CodePudding user response:
Add a Bool var to your OnboardingViewController
:
var programmedScroll: Bool = false
then, when prev or next button is tapped, instead of:
@IBAction func prevButtonPressed(_ sender: UIButton) {
if currentPage != 0 {
currentPage -= 1
let indexPath = IndexPath(item: currentPage, section: 0)
collectionView.scrollToItem(at: indexPath, at: .centeredHorizontally, animated: true)
}
}
do this:
@IBAction func prevButtonPressed(_ sender: UIButton) {
if currentPage != 0 {
currentPage -= 1
let indexPath = IndexPath(item: currentPage, section: 0)
// instead of this
//collectionView.scrollToItem(at: indexPath, at: .centeredHorizontally, animated: true)
self.programmedScroll = true
UIView.animate(withDuration: 0.3, animations: {
self.collectionView.scrollToItem(at: indexPath, at: .centeredHorizontally, animated: false)
}, completion: { _ in
self.programmedScroll = false
})
}
}
Now your scrollViewDidScroll
won't be called during that animation.
Edit
In scrollViewDidScroll
implementation:
func scrollViewDidScroll(_ scrollView: UIScrollView) {
if !programmedScroll {
let visibleRectangle = CGRect(origin: collectionView.contentOffset, size: collectionView.bounds.size)

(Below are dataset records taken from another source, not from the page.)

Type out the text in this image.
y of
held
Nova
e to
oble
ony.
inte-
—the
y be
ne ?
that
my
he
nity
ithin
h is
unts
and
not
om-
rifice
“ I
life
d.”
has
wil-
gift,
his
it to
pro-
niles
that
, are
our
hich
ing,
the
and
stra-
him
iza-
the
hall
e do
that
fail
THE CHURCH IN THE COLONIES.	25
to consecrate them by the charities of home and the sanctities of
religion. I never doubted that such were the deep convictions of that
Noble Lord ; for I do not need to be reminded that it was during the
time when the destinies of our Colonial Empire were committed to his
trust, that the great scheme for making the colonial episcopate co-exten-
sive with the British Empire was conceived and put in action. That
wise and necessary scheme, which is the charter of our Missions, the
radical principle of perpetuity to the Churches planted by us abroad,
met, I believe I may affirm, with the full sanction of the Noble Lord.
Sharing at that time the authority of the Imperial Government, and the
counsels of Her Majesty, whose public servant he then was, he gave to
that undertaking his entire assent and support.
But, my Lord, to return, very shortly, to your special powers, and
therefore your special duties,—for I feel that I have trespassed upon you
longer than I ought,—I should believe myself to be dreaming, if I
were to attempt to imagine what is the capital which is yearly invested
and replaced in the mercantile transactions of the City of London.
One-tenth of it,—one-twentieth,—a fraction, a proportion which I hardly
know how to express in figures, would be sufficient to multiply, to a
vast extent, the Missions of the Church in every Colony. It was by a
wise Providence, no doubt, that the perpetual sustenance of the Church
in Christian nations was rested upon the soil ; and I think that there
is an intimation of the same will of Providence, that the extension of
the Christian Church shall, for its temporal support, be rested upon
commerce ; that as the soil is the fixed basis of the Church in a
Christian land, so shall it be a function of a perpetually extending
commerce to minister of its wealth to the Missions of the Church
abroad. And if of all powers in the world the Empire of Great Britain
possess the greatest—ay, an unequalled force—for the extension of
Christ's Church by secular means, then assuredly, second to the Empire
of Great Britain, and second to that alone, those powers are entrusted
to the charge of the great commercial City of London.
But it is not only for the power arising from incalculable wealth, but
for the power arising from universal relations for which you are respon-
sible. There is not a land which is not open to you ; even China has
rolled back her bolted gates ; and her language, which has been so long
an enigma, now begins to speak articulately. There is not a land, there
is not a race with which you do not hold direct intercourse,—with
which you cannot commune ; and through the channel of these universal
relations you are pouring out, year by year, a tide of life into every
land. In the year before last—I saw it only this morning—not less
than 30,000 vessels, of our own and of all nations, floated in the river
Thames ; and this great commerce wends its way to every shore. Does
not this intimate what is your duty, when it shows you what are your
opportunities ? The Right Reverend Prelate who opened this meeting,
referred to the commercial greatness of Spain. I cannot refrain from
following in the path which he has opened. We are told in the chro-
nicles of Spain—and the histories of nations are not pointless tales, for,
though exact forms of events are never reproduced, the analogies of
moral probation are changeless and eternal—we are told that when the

let visiblePoint = CGPoint(x: visibleRectangle.midX, y: visibleRectangle.midY)
currentPage = collectionView.indexPathForItem(at: visiblePoint)?.row ?? 0
}
}
Edit 2
Using the above approach resulted in a less-than-acceptable scroll effect, because a UICollectionView
only renders cells that will be displayed.
When telling the collection view to .scrollToItem
with animated: false
, the collection view immediately drops the rendering of the cell that will no longer be visible.
So, we'll take the same approach, but find another way to "re-enable" the scrollViewDidScroll
code after a Next / Prev button has called .scrollToItem
.
In prev/next, let's still set self.programmedScroll = true
, but instead of the animation block let's use the built-in animation:
@IBAction func prevButtonPressed(_ sender: UIButton) {
if currentPage != 0 {
currentPage -= 1
let indexPath = IndexPath(item: currentPage, section: 0)
// disable scrollViewDidScroll code execution
self.programmedScroll = true
collectionView.scrollToItem(at: indexPath, at: .centeredHorizontally, animated: true)
}
}
@IBAction func nextButtonPressed(_ sender: UIButton) {
if currentPage == slides.count - 1 {
//hide onboarding
} else {
currentPage = 1
let indexPath = IndexPath(item: currentPage, section: 0)
// disable scrollViewDidScroll code execution
self.programmedScroll = true
collectionView.scrollToItem(at: indexPath, at: .centeredHorizontally, animated: true)
}
}
then we need to "re-enable" the code to change the page control dot mid-way between cells when dragging, so we'll implement:
func scrollViewDidEndScrollingAnimation(_ scrollView: UIScrollView) {
// re-enable execution of scrollViewDidScroll code
programmedScroll = false
}
That should do it. I updated the repo at: https://github.com/DonMag/TestCollectionViewOnboarding
CodePudding user response:
You can set tag for each collectionView and check tag of scrollView in scrollViewDidScroll.